Gates Foundation allots $120 mln for poor nations to get COVID-19 drug
On Tuesday, Reuters reported that an effort led by the World Health Organization to win fair access for poorer countries aims to get antiviral drugs for as little as $10 per course for people with mild symptoms. Merck's drug is likely to be one of them.
The Gates Foundation will allocate up to $120 million to help lower-income countries get an experimental COVID-19 drug being developed by U.S. drugmaker Merck & Co Inc in the battle against coronavirus, it said on Wednesday. The money will support efforts to develop and make generic versions of what could become the first oral antiviral medication for the disease if it wins regulatory approval, the foundation said in a statement.
"Today's commitment will ensure that more people in more countries get access to the promising drug molnupiravir, but it's not the end of the story - we need other donors, including foundations and governments, to act," Co-Chair Melinda French Gates said https://refini.tv/3DXWbD2. Merck is developing the antiviral pill along with partner Ridgeback Biotherapeutics, to treat coronavirus infections that range from mild to moderate in severity and sought U.S. emergency use authorisation for the drug this month.
The step comes as low- and middle-income countries struggle to secure life-saving vaccines and treatments for COVID-19, particularly in Africa, where just about 5% of the population is immunised.

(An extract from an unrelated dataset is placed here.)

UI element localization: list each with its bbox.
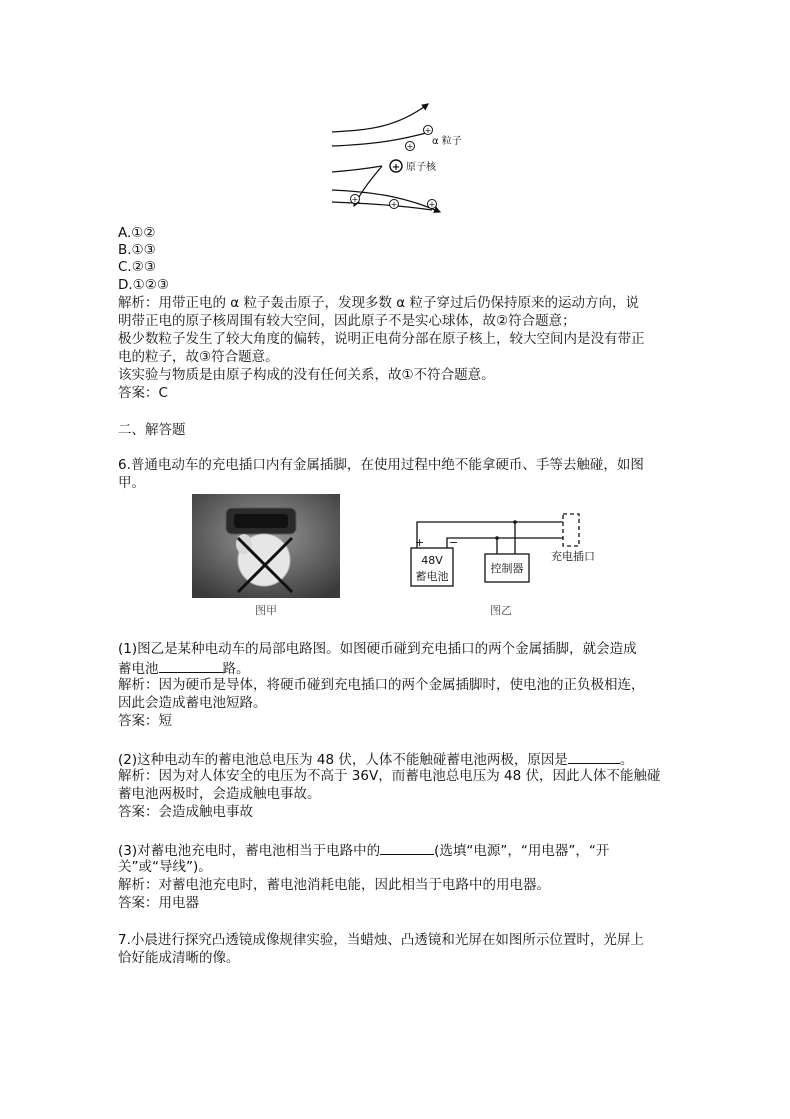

On Tuesday, Reuters reported that an effort led by the World Health Organization to win fair access for poorer countries aims to get antiviral drugs for as little as $10 per course for people with mild symptoms.
Merck's drug is likely to be one of them. Launched in 2000, the non-profit Bill & Melinda Gates Foundation is the United States' largest private philanthropic foundation and one of the world's biggest, pouring about $1.9 billion into the fight against the pandemic since last year.
More than 241.58 million people have been reported infected with the coronavirus worldwide, and more than 5.1 million have died, a Reuters tally shows.